Vyzakia (Βυζακιά [/el/]; Vizakya) is a village in the Nicosia District of Cyprus, located 2 km east of Nikitari.

A village in the district of Nicosia. Built on the banks of the river Elia, 300 metres above sea level and about 9 kilometres south of Astromeritis. In older times, water mills were constructed perpendicularly to the valley of Elia, so as to serve the needs of the village as well as those of several other neighbouring communities. The village's territory sits upon pebbles, sand and clay in the north and lava in the south. Some believe that the village owes its name to the shingles carried by the river and deposited on its banks, this being one of the village's impressive elements. The traditional houses of the village with their idiosyncratic architecture have these shingles as their base, offered to them by the river of Elia, while the rest part of the structure is made with mud-bricks. The sloping, tiled roofs complete the beautiful picture of the architecture of the village's houses. The inhabitants call these pebbles "vyzatzia" (plural, referring to a breast-like figure), these being stones that were shaped so by the river. These "vyzatzia" are a characteristic observed in tens of other villages in the region. Vyzakia's landscape is also characterised by an inclination toward the valley of Morfou.

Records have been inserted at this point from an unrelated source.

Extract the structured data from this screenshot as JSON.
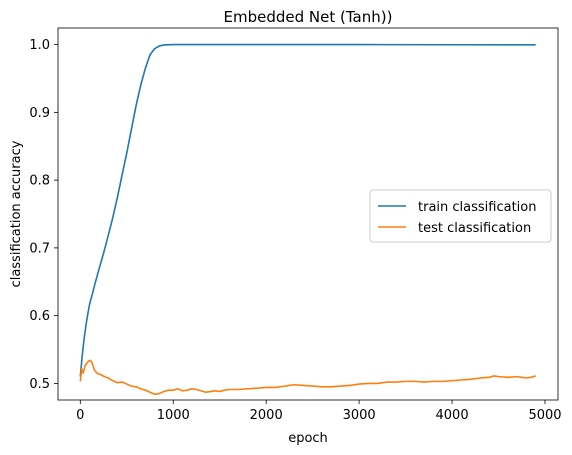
{
  "chart_data": {
    "type": "line",
    "title": "Embedded Net (Tanh))",
    "xlabel": "epoch",
    "ylabel": "classification accuracy",
    "xlim": [
      -240,
      5140
    ],
    "ylim": [
      0.4755,
      1.0245
    ],
    "xticks": [
      0,
      1000,
      2000,
      3000,
      4000,
      5000
    ],
    "xtick_labels": [
      "0",
      "1000",
      "2000",
      "3000",
      "4000",
      "5000"
    ],
    "yticks": [
      0.5,
      0.6,
      0.7,
      0.8,
      0.9,
      1.0
    ],
    "ytick_labels": [
      "0.5",
      "0.6",
      "0.7",
      "0.8",
      "0.9",
      "1.0"
    ],
    "grid": false,
    "legend_position": "center-right",
    "series": [
      {
        "name": "train classification",
        "color": "#1f77b4",
        "points": [
          [
            0,
            0.51
          ],
          [
            20,
            0.54
          ],
          [
            40,
            0.565
          ],
          [
            60,
            0.585
          ],
          [
            80,
            0.602
          ],
          [
            100,
            0.617
          ],
          [
            130,
            0.632
          ],
          [
            160,
            0.648
          ],
          [
            200,
            0.668
          ],
          [
            250,
            0.692
          ],
          [
            300,
            0.718
          ],
          [
            350,
            0.745
          ],
          [
            400,
            0.775
          ],
          [
            450,
            0.808
          ],
          [
            500,
            0.84
          ],
          [
            550,
            0.875
          ],
          [
            600,
            0.91
          ],
          [
            650,
            0.94
          ],
          [
            700,
            0.965
          ],
          [
            750,
            0.985
          ],
          [
            800,
            0.994
          ],
          [
            850,
            0.998
          ],
          [
            900,
            0.9995
          ],
          [
            1000,
            1.0
          ],
          [
            2000,
            1.0
          ],
          [
            3000,
            1.0
          ],
          [
            4000,
            0.9998
          ],
          [
            4900,
            0.9997
          ]
        ]
      },
      {
        "name": "test classification",
        "color": "#ff7f0e",
        "points": [
          [
            0,
            0.503
          ],
          [
            15,
            0.522
          ],
          [
            30,
            0.515
          ],
          [
            50,
            0.526
          ],
          [
            70,
            0.53
          ],
          [
            90,
            0.533
          ],
          [
            110,
            0.534
          ],
          [
            130,
            0.529
          ],
          [
            150,
            0.52
          ],
          [
            180,
            0.515
          ],
          [
            220,
            0.513
          ],
          [
            260,
            0.51
          ],
          [
            300,
            0.508
          ],
          [
            350,
            0.504
          ],
          [
            400,
            0.501
          ],
          [
            450,
            0.502
          ],
          [
            500,
            0.499
          ],
          [
            550,
            0.496
          ],
          [
            600,
            0.495
          ],
          [
            650,
            0.492
          ],
          [
            700,
            0.49
          ],
          [
            750,
            0.487
          ],
          [
            800,
            0.484
          ],
          [
            850,
            0.485
          ],
          [
            900,
            0.488
          ],
          [
            950,
            0.49
          ],
          [
            1000,
            0.49
          ],
          [
            1050,
            0.492
          ],
          [
            1100,
            0.489
          ],
          [
            1150,
            0.49
          ],
          [
            1200,
            0.492
          ],
          [
            1250,
            0.491
          ],
          [
            1300,
            0.489
          ],
          [
            1350,
            0.487
          ],
          [
            1400,
            0.488
          ],
          [
            1450,
            0.489
          ],
          [
            1500,
            0.488
          ],
          [
            1550,
            0.49
          ],
          [
            1600,
            0.491
          ],
          [
            1700,
            0.491
          ],
          [
            1800,
            0.492
          ],
          [
            1900,
            0.493
          ],
          [
            2000,
            0.494
          ],
          [
            2100,
            0.494
          ],
          [
            2200,
            0.496
          ],
          [
            2300,
            0.498
          ],
          [
            2400,
            0.497
          ],
          [
            2500,
            0.496
          ],
          [
            2600,
            0.495
          ],
          [
            2700,
            0.495
          ],
          [
            2800,
            0.496
          ],
          [
            2900,
            0.497
          ],
          [
            3000,
            0.499
          ],
          [
            3100,
            0.5
          ],
          [
            3200,
            0.5
          ],
          [
            3300,
            0.502
          ],
          [
            3400,
            0.502
          ],
          [
            3500,
            0.503
          ],
          [
            3600,
            0.503
          ],
          [
            3700,
            0.502
          ],
          [
            3800,
            0.503
          ],
          [
            3900,
            0.503
          ],
          [
            4000,
            0.504
          ],
          [
            4100,
            0.505
          ],
          [
            4200,
            0.506
          ],
          [
            4300,
            0.508
          ],
          [
            4400,
            0.509
          ],
          [
            4450,
            0.511
          ],
          [
            4500,
            0.51
          ],
          [
            4600,
            0.509
          ],
          [
            4700,
            0.51
          ],
          [
            4750,
            0.509
          ],
          [
            4800,
            0.508
          ],
          [
            4850,
            0.509
          ],
          [
            4900,
            0.511
          ]
        ]
      }
    ]
  }
}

The village receives an average annual rainfall of around 350 millimetres and a large variety of produce is cultivated in its region. These crops are cereals (mainly barley), legumes, a few fruit-trees, almonds, and olives. Thyme, daffodils, prickly bushes, pines, cistuses, and many other prickly plants grow in the uncultivated slopes and the precipitous areas of the village, whereas reeds, oleanders, and eucalypti grow by the riverbed.

The population has well increased. From 124 in 1881, the inhabitants increased to 440 in the census performed in 1982. In the last census of 2001 the community's inhabitants were 384.

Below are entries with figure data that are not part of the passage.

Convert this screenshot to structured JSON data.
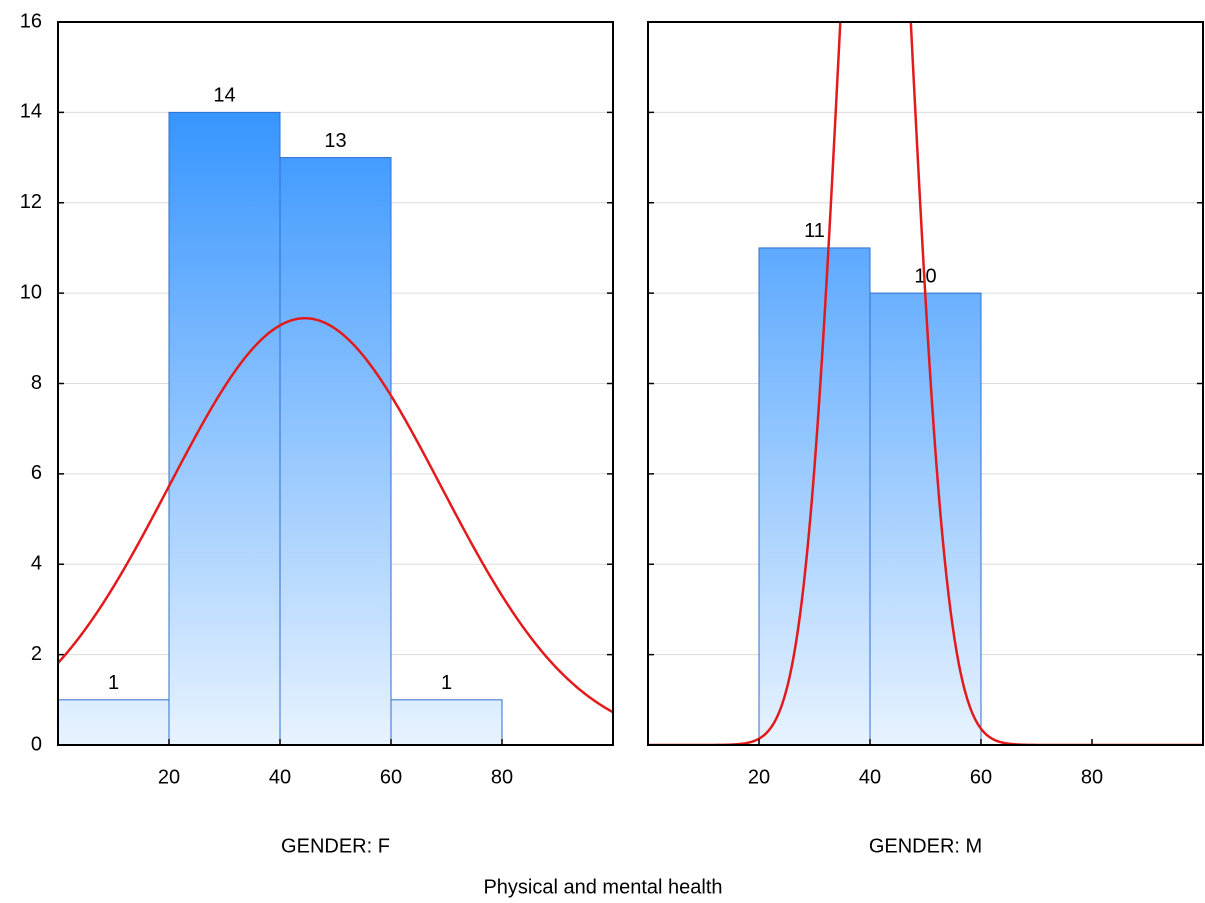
{
  "figure_xlabel": "Physical and mental health",
  "chart_data": [
    {
      "type": "histogram",
      "xlabel": "GENDER: F",
      "bins": [
        0,
        20,
        40,
        60,
        80
      ],
      "values": [
        1,
        14,
        13,
        1
      ],
      "xlim": [
        0,
        100
      ],
      "xticks": [
        20,
        40,
        60,
        80
      ],
      "ylim": [
        0,
        16
      ],
      "yticks": [
        0,
        2,
        4,
        6,
        8,
        10,
        12,
        14,
        16
      ],
      "show_ytick_labels": true,
      "grid": true,
      "fit": {
        "type": "normal",
        "mean": 44.5,
        "sd": 24.5,
        "color": "#e31a1c"
      }
    },
    {
      "type": "histogram",
      "xlabel": "GENDER: M",
      "bins": [
        20,
        40,
        60
      ],
      "values": [
        11,
        10
      ],
      "xlim": [
        0,
        100
      ],
      "xticks": [
        20,
        40,
        60,
        80
      ],
      "ylim": [
        0,
        16
      ],
      "yticks": [
        0,
        2,
        4,
        6,
        8,
        10,
        12,
        14,
        16
      ],
      "show_ytick_labels": false,
      "grid": true,
      "fit": {
        "type": "normal",
        "mean": 41,
        "sd": 6.5,
        "color": "#e31a1c"
      }
    }
  ]
}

Vyzakia is a village with a history and tradition. According to Mas Latri, it was a feud during the Lusignan - Venetian era. According to researchers, Vyzakia was granted to Nicolas Morabit by King Jacob the "Nothos" (illegitimate).

This village however, where the nut-brown colour of lava in the summer and the deep green of the various kinds of plantations in the winter prevail, is more known for its mediaeval church of Archangel Michael. It is a small church with very interesting 16th-century frescoes in its interior.

The dam south of Vyzakia and the beautification of the landscape through irrigation and land re-allotment projects are expected to increase the vegetation and raise the living standard of the inhabitants. Nevertheless, the valley of Elia with its running water during the months of winter, the folkloric architecture of the rather mountainous village, and the church of Archangel Michael will continue being the main natural and cultural assets of Vyzakia.